Fuori di metafora, nel caso emblematico di Procida, poco conterà il Consiglio comunale di Procida, pochissimo il Consiglio regionale della Campania, molto conterà il grado di compromesso che si stabilirà all’interno della cabina di regia, con la conciliazione tra imprese, interpreti, progetti di estrazione procidana e quelli di provenienza e marchio regionale, nella speranza che il Direttore Riitano non resti schiacciato nella morsa. D’altronde, la logica pubblica della “governace” è ben lontana dalla logica privata. Quest’ultima è mirata al raggiungimento del massimo obiettivo economico, quella pubblica punta invece al raggiungimento del massimo obiettivo di “consenso”; e se il consenso, per alcuni è raggiungibile su scala locale, per altri lo è su scala regionale o addirittura nazionale, allora la governance si riduce a semplici spot pubblicitari da passare sulle TV locali o su quelle nazionali. E,attenzione, che le cabine di regia non sono uno strumento alternativo al Sindaco, al Governatore, al governante nazionale che si atteggi a despota. E’ esattamente la seconda faccia del potere assoluto e personale del leader monocratico. Siamo al cospetto di un Giano bifronte politico: la cabina di regia è la logica prosecuzione e attuazione del monocratismo di certi leader. Il peggio è che la gente ( la maggioranza di quelli che votano) si è assuefatta a questo tipo di governance. Prova ne è che i Sindaci o i Governatori godono generalmente di ampia popolarità, amplificata anche dall’utilizzo massivo, che gli amministratori fanno, dei social. Prova ne sia che capita di leggere consensi incondizionati ed acritici, a volte anche semplicemente un “ciao Sindaco” o emoticon di circostanza ( smaill, mani che applaudono ecc.)
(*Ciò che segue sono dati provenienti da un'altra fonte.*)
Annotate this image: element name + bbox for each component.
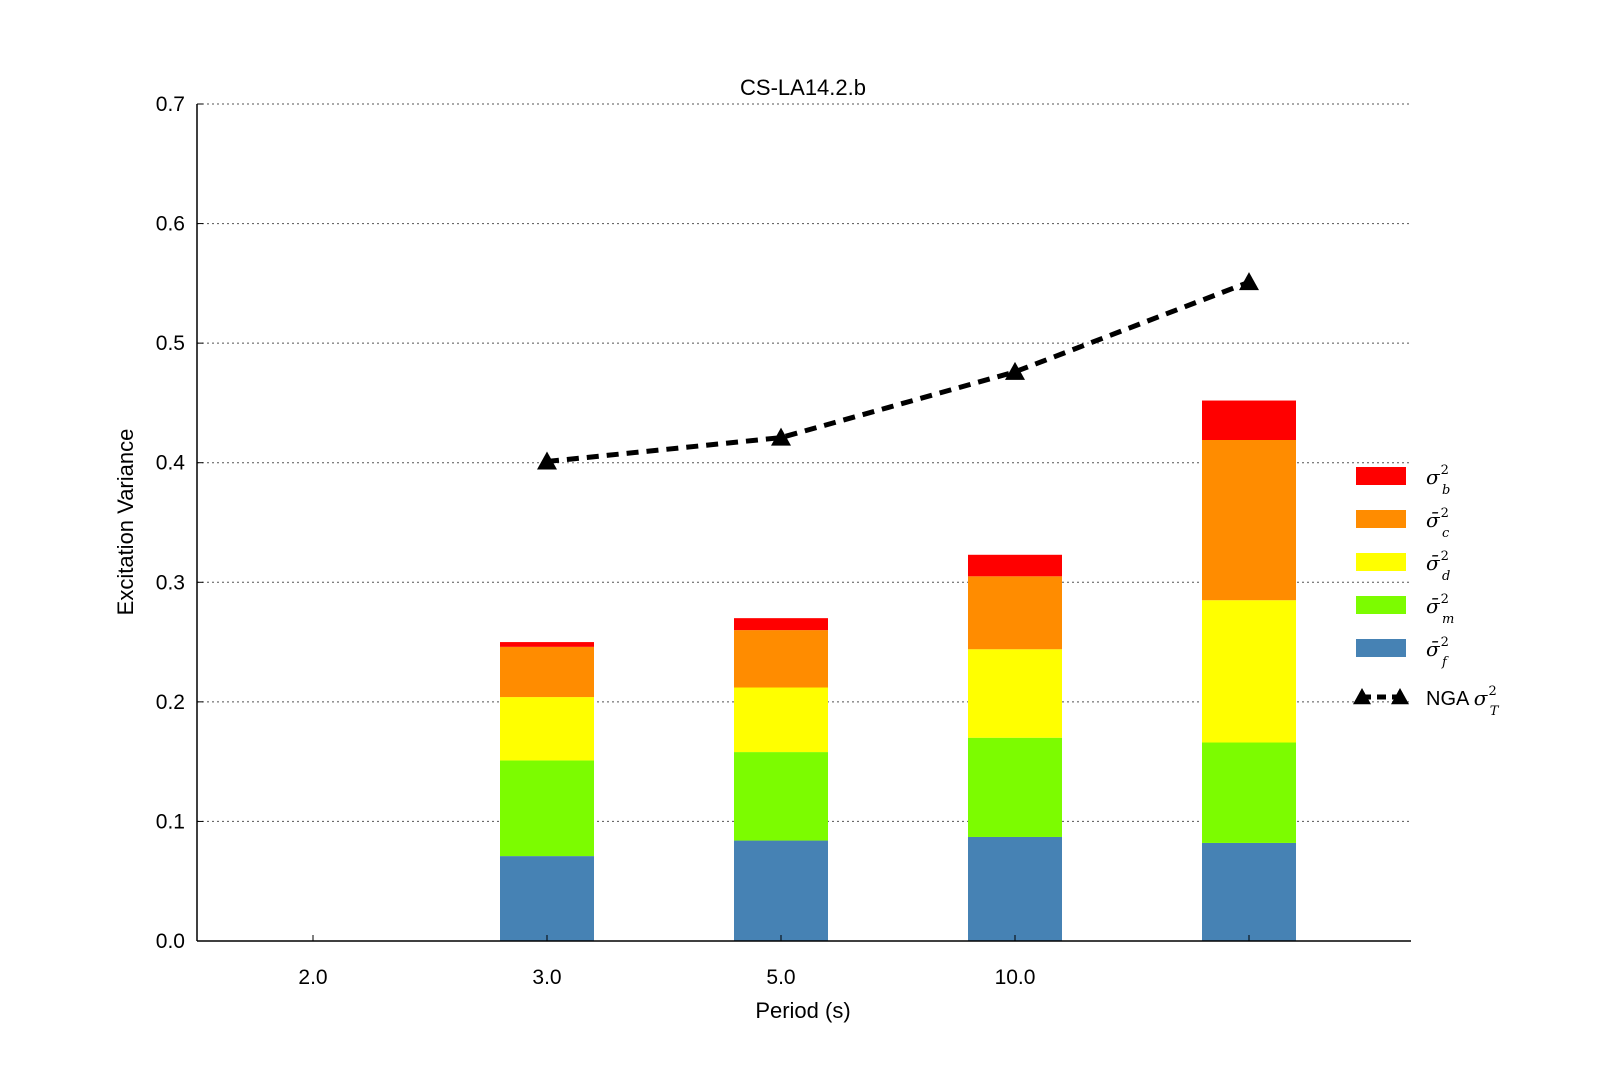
line-series	[537, 272, 1259, 470]
legend-swatch	[1356, 467, 1406, 485]
bar-segment	[734, 630, 828, 688]
bar-segment	[968, 649, 1062, 738]
legend-swatch	[1356, 639, 1406, 657]
bar-segment	[734, 618, 828, 631]
bar-segment	[500, 646, 594, 698]
nga-marker	[1239, 272, 1259, 291]
chart-title: CS-LA14.2.b	[740, 75, 866, 100]
legend-marker	[1353, 688, 1371, 705]
bar-segment	[1202, 600, 1296, 743]
legend-label: σ̄2 m	[1426, 592, 1454, 627]
nga-marker	[1005, 361, 1025, 380]
legend-label: σ̄2 d	[1426, 549, 1450, 584]
x-tick-label: 5.0	[766, 966, 795, 989]
bar-segment	[968, 554, 1062, 577]
bar-segment	[500, 697, 594, 761]
bar-segment	[734, 687, 828, 753]
bar-segment	[1202, 439, 1296, 601]
legend-label: σ̄2 f	[1426, 635, 1449, 670]
bars	[500, 400, 1296, 941]
y-tick-label: 0.7	[156, 93, 185, 116]
legend-label: σ2 b	[1426, 463, 1450, 498]
y-tick-label: 0.6	[156, 213, 185, 236]
bar-segment	[968, 576, 1062, 650]
bar-segment	[1202, 842, 1296, 941]
bar-segment	[734, 752, 828, 841]
bar-segment	[500, 642, 594, 647]
legend-marker	[1391, 688, 1409, 705]
y-tick-label: 0.3	[156, 571, 185, 594]
y-tick-label: 0.1	[156, 810, 185, 833]
bar-segment	[968, 836, 1062, 941]
legend: σ2 b σ̄2 c σ̄2 d σ̄2 m σ̄2 f NGA σ2 T	[1353, 463, 1500, 719]
nga-marker	[771, 427, 791, 446]
y-axis-title: Excitation Variance	[113, 429, 138, 616]
bar-segment	[734, 840, 828, 941]
x-axis-title: Period (s)	[755, 998, 850, 1023]
legend-swatch	[1356, 510, 1406, 528]
bar-segment	[1202, 742, 1296, 843]
legend-label: σ̄2 c	[1426, 506, 1450, 541]
nga-marker	[537, 451, 557, 470]
y-tick-label: 0.5	[156, 332, 185, 355]
axes: 0.0 0.1 0.2 0.3 0.4 0.5 0.6 0.7 2.0 3.0 5.0 10.0	[156, 93, 1411, 989]
x-tick-label: 3.0	[532, 966, 561, 989]
nga-line	[546, 279, 1250, 465]
x-tick-label: 2.0	[298, 966, 327, 989]
bar-segment	[500, 856, 594, 941]
y-tick-label: 0.4	[156, 452, 186, 475]
x-tick-label: 10.0	[995, 966, 1036, 989]
y-tick-label: 0.2	[156, 691, 185, 714]
bar-segment	[968, 737, 1062, 837]
legend-swatch	[1356, 553, 1406, 571]
bar-segment	[1202, 400, 1296, 440]
bar-segment	[500, 760, 594, 857]
legend-swatch	[1356, 596, 1406, 614]
legend-label: NGA σ2 T	[1426, 684, 1500, 719]
y-tick-label: 0.0	[156, 930, 185, 953]
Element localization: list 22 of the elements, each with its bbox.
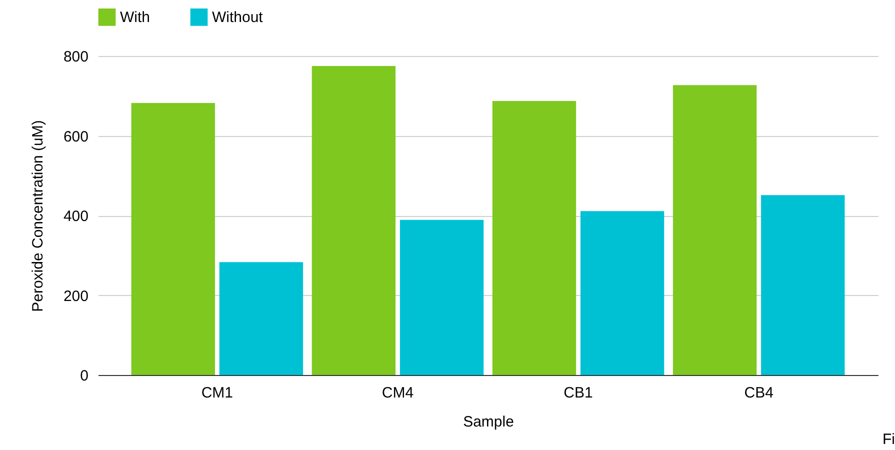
text: Fi (882, 431, 895, 448)
x-tick-label: CB4 (744, 384, 774, 402)
bar (131, 103, 215, 375)
bar (672, 85, 757, 375)
x-axis-title: Sample (463, 414, 514, 430)
bar (761, 195, 845, 375)
legend-label: Without (212, 9, 264, 26)
x-tick-label: CM1 (201, 384, 234, 402)
y-tick-label: 400 (63, 208, 88, 225)
bar (219, 262, 304, 375)
bar (580, 211, 664, 375)
y-axis-title: Peroxide Concentration (uM) (29, 120, 46, 312)
x-tick-label: CM4 (382, 384, 414, 402)
y-tick-label: 200 (63, 288, 88, 305)
x-tick-label: CB1 (564, 384, 593, 402)
bar (400, 220, 484, 375)
bar (312, 66, 396, 375)
legend-label: With (120, 9, 150, 26)
bar (492, 101, 576, 375)
y-tick-label: 800 (63, 48, 88, 66)
y-tick-label: 0 (80, 368, 88, 384)
y-tick-label: 600 (63, 128, 88, 146)
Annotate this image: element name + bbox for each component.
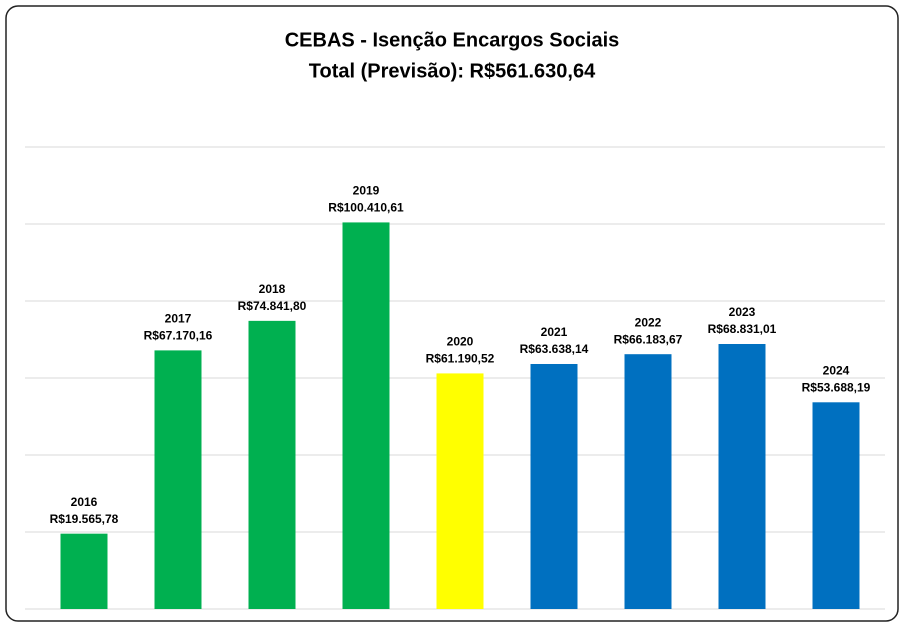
chart-title: CEBAS - Isenção Encargos Sociais bbox=[285, 29, 620, 51]
value-label: R$61.190,52 bbox=[426, 352, 495, 366]
bar bbox=[60, 533, 108, 609]
value-label: R$53.688,19 bbox=[802, 380, 871, 394]
category-label: 2018 bbox=[259, 282, 286, 296]
bar bbox=[624, 354, 672, 609]
bar bbox=[342, 222, 390, 609]
bar bbox=[248, 320, 296, 609]
bar bbox=[436, 373, 484, 609]
value-label: R$100.410,61 bbox=[328, 201, 404, 215]
chart-frame bbox=[5, 5, 899, 622]
bar bbox=[530, 363, 578, 609]
category-label: 2024 bbox=[823, 363, 850, 377]
chart-subtitle: Total (Previsão): R$561.630,64 bbox=[309, 60, 596, 82]
value-label: R$66.183,67 bbox=[614, 332, 683, 346]
category-label: 2020 bbox=[447, 335, 474, 349]
value-label: R$74.841,80 bbox=[238, 299, 307, 313]
value-label: R$67.170,16 bbox=[144, 329, 213, 343]
category-label: 2021 bbox=[541, 325, 568, 339]
value-label: R$63.638,14 bbox=[520, 342, 589, 356]
bar bbox=[718, 344, 766, 609]
category-label: 2019 bbox=[353, 184, 380, 198]
value-label: R$19.565,78 bbox=[50, 512, 119, 526]
category-label: 2023 bbox=[729, 305, 756, 319]
value-label: R$68.831,01 bbox=[708, 322, 777, 336]
category-label: 2017 bbox=[165, 312, 192, 326]
bar bbox=[812, 402, 860, 609]
category-label: 2016 bbox=[71, 495, 98, 509]
category-label: 2022 bbox=[635, 315, 662, 329]
bar bbox=[154, 350, 202, 609]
Tutto questo è un inganno verso l’opinione pubblica, perché “distorce” la corretta informazione e trasparenza dell’attività pubblica dell’amministrazione. Distorce perfino quello che fanno le “maggioranze” consiliari. Prendete l’esempio delle Amministrazioni comunali: parlano sempre e solo i Sindaci (lo stesso avviene anche per i Governatori regionali), Quasi mai riusciamo a sapere, di ciascun assessore, quali iniziative ha messo in campo o di ciascun consigliere comunale, di quali segnalazioni, interrogazioni, interpellanze, si è reso protagonista. Quale giudizio di merito potrà mai dare l’elettorato su ciascuno di essi? Nemmeno a dire che lo facciano in sedi improprie, extraistituzionali, per esempio sui social. Anche qui parla solo e soltanto il “capo”. A domanda, questi consiglieri o assessori, costretti nel grigiore dell’anonimato, rispondono: “Su questo argomento non so rispondere, se ne occupa direttamente il Sindaco”. Una volta il “dissenso” era il sale della democrazia, la dimostrazione dell’incondizionabilità del mandato popolare dato a ciascun consigliere. Adesso viene premiata l’obbedienza, il mantenimento degli equilibri trovati, l’omogeneizazzione intorno al fare del Sindaco, il “silenzio” ipocrita. Sento parlare solo di “mancanza di competenza”, mai di “dignità calpestata”, di “eticità comportamentale inesistente” di mancanza di trasparenza amministrativa. Forse ci vorrebbe un nuovo Charlot (Charlie Chaplin) per farci ironicamente capire le logiche del “Grande dittatore”. Lui lanciava messaggi universali e ipotizzava che il dittatore giocasse al pallone col mappamondo; noi, più modestamente, potremmo ipotizzare novelli e piccoli dittatori locali che giocano con un “fresbee”, lanciandolo all’impazzata e facendolo passare di mano in mano tra i 6 Sindaci ( anzi 5 e un commissario prefettizio). A questo è ridotta, oggi, la democrazia degli enti locali.